An editorial in the British Medical Journal earlier this week described Andrew Wakefield’s controversial 1998 Lancet article linking the MMR vaccine with autism as an “elaborate fraud”. Although the article was retracted in 2004 by ten of Wakefield’s co-authors, Wakefield himself continues to insist on its validity, despite new evidence presented by the journalist Brian Deer in the BMJ that the study was not simply flawed but that data were fabricated by Wakefield in a way that could not possibly have been accidental.

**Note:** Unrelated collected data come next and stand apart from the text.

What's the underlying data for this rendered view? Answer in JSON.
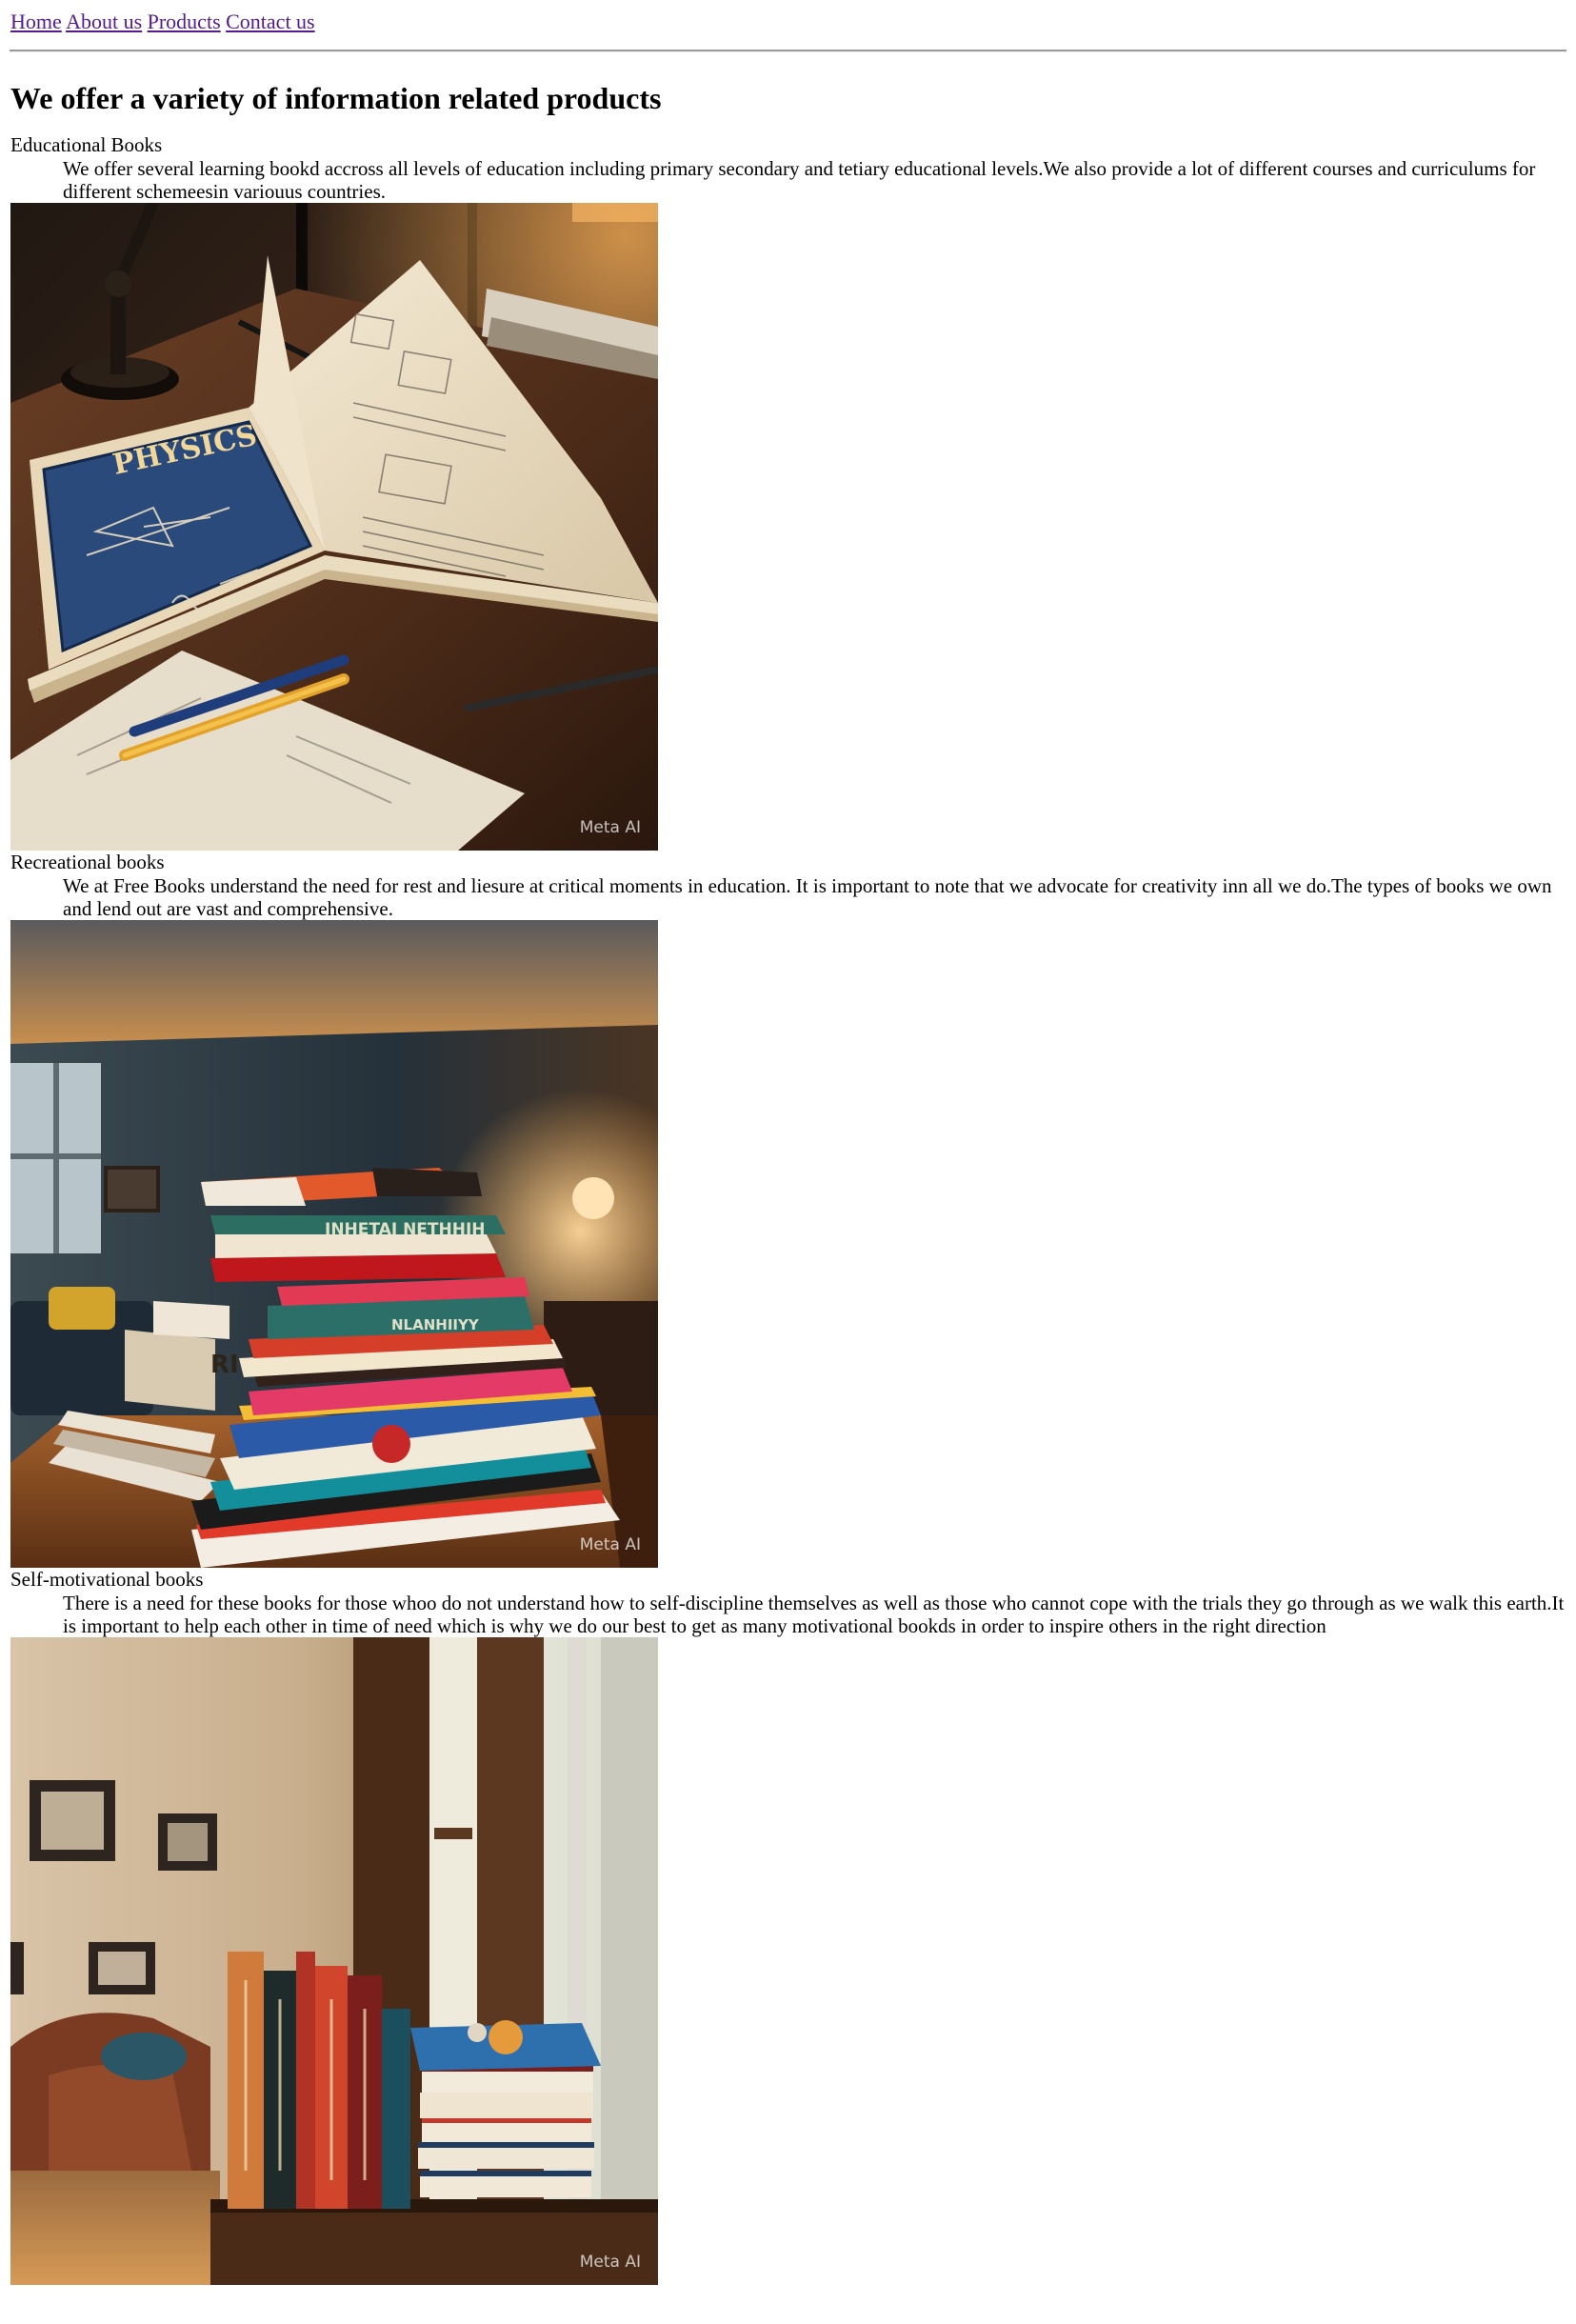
{
  "nav": {
    "links": [
      "Home",
      "About us",
      "Products",
      "Contact us"
    ]
  },
  "page_title": "We offer a variety of information related products",
  "products": [
    {
      "term": "Educational Books",
      "description": "We offer several learning bookd accross all levels of education including primary secondary and tetiary educational levels.We also provide a lot of different courses and curriculums for different schemeesin variouus countries.",
      "image": {
        "subject": "open physics textbook on a desk with lamp and pens",
        "cover_text": "PHYSICS",
        "watermark": "Meta AI"
      }
    },
    {
      "term": "Recreational books",
      "description": "We at Free Books understand the need for rest and liesure at critical moments in education. It is important to note that we advocate for creativity inn all we do.The types of books we own and lend out are vast and comprehensive.",
      "image": {
        "subject": "tall stack of colorful books on a table in a cozy room",
        "watermark": "Meta AI"
      }
    },
    {
      "term": "Self-motivational books",
      "description": "There is a need for these books for those whoo do not understand how to self-discipline themselves as well as those who cannot cope with the trials they go through as we walk this earth.It is important to help each other in time of need which is why we do our best to get as many motivational bookds in order to inspire others in the right direction",
      "image": {
        "subject": "upright books and a small stack on a windowsill beside an armchair",
        "watermark": "Meta AI"
      }
    }
  ],
  "colors": {
    "link": "#551A8B",
    "text": "#000000",
    "background": "#ffffff"
  }
}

I’ve been reading the academic blog Retraction Watch for a few months now, and find it interesting for more than just the Schadenfreude that comes from seeing others go down in flames, because of the ethical meta-commentary that accompanies notices of retractions, and because it has made retractions much more prominent than any one journal could (except presumably the highest-tier ones). But that leads me to think: can anyone name cases of retraction in anthropological publications? I’m not talking about Piltdown-style refutation without retraction, or disputes such as Mead vs. Freeman or Chagnon vs. Tierney, or of anthropologists publicly changing their minds about earlier publications. Obviously in a non-experimental science we wouldn’t expect them at nearly the rate or in the same circumstances, but surely there must be cases of blatant plagiarism or ethical dishonesty that have resulted in a formal retraction … right?
Does anyone know of a list of anthropological publications that have been formally withdrawn from the academic record? Or, can anyone name some?